The National Science Foundation (NSF) provided funding for preliminary engineering studies and construction. After 15 years of planning, the array was officially dedicated in October 2000. In 2002, the Cleon C. Arrington Remote Operations Center was established, allowing researchers to control the facility from anywhere in the world. It was named for Arrington, the university’s vice president of research from 1984 to 1999, in honor of his unwavering support of CHARA.
“I don’t think that this could have happened anywhere but at Georgia State at the time that it occurred,” says McAlister. “This was a moonshot idea — probably the largest possible project that a small group like ours could have taken on — but we believed in it, and so did the university administration.”
Since receiving its first NSF grant in 1985, CHARA has brought in $32 million in federal funding, along with $2.1 million from private foundations. In 2016, scientists at CHARA received nearly $4 million from the NSF to provide scientists around the world with greater access to the instrument, a program that is now being expanded with another $4.8 million grant.
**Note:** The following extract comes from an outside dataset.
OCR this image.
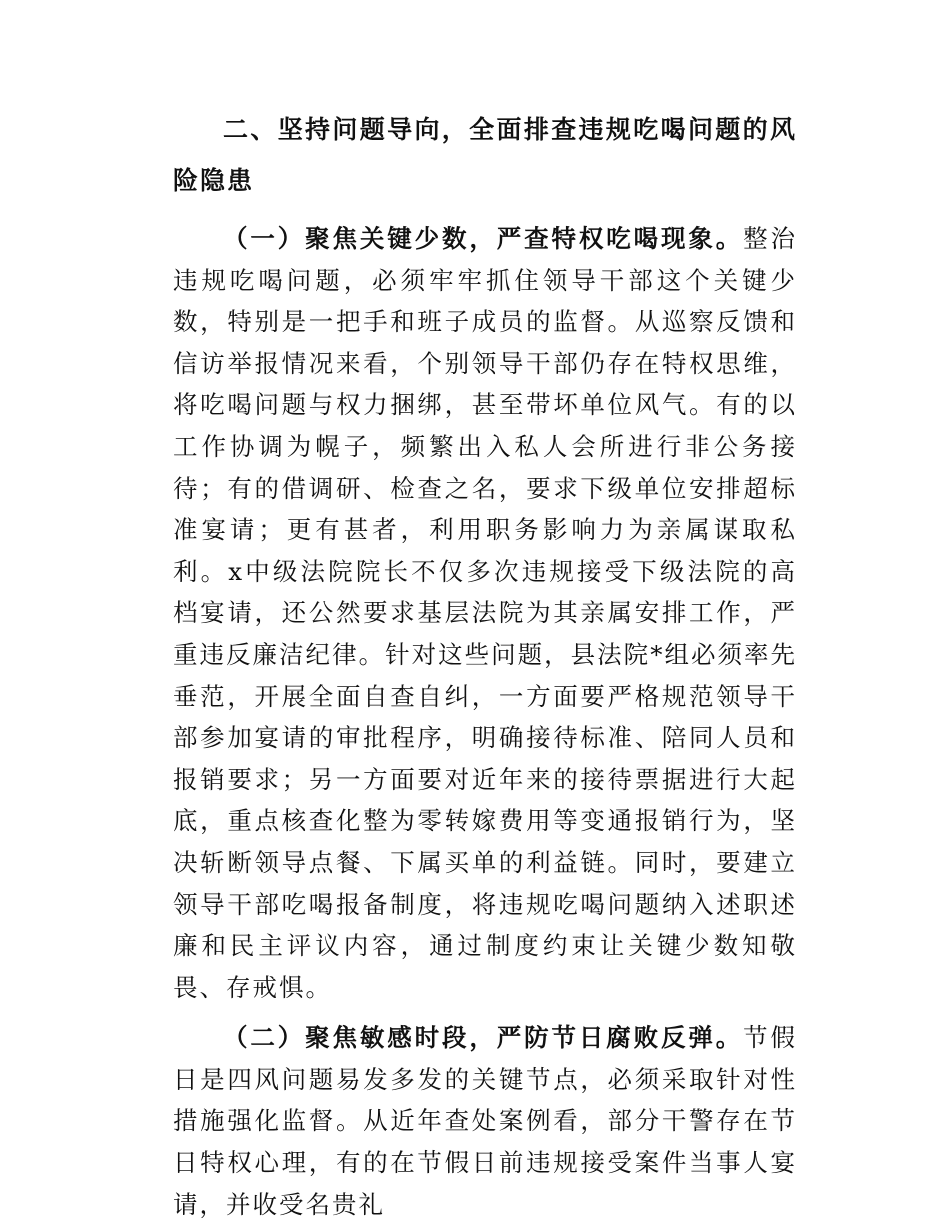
二、坚持问题导向，全面排查违规吃喝问题的风险隐患

（一）聚焦关键少数，严查特权吃喝现象。整治违规吃喝问题，必须牢牢抓住领导干部这个关键少数，特别是一把手和班子成员的监督。从巡察反馈和信访举报情况来看，个别领导干部仍存在特权思维，将吃喝问题与权力捆绑，甚至带坏单位风气。有的以工作协调为幌子，频繁出入私人会所进行非公务接待；有的借调研、检查之名，要求下级单位安排超标准宴请；更有甚者，利用职务影响力为亲属谋取私利。x中级法院院长不仅多次违规接受下级法院的高档宴请，还公然要求基层法院为其亲属安排工作，严重违反廉洁纪律。针对这些问题，县法院*组必须率先垂范，开展全面自查自纠，一方面要严格规范领导干部参加宴请的审批程序，明确接待标准、陪同人员和报销要求；另一方面要对近年来的接待票据进行大起底，重点核查化整为零转嫁费用等变通报销行为，坚决斩断领导点餐、下属买单的利益链。同时，要建立领导干部吃喝报备制度，将违规吃喝问题纳入述职述廉和民主评议内容，通过制度约束让关键少数知敬畏、存戒惧。

（二）聚焦敏感时段，严防节日腐败反弹。节假日是四风问题易发多发的关键节点，必须采取针对性措施强化监督。从近年查处案例看，部分干警存在节日特权心理，有的在节假日前违规接受案件当事人宴请，并收受名贵礼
“Because the CHARA Array is such an important resource for the global research community, demand for time has been high,” says Theo ten Brummelaar, director of the array. “The NSF grant will allow us to go from 60 nights of observing time per year to 100 nights per year.”
Another new $2.5 million grant will fund the addition of a seventh mobile telescope, expanding the array’s power to produce images on many different size scales.
“Our telescopes are currently separated by up to 330 meters, but that’s still not far enough apart to see, for example, the surfaces of stars in fine detail. On the other end of things, it’s a challenge for us to get good images of some stars because they’re too large,” says Doug Gies, Regents’ Professor of Physics and Astronomy and director of the center. “With the mobile telescope, we can push the limits on both ends.”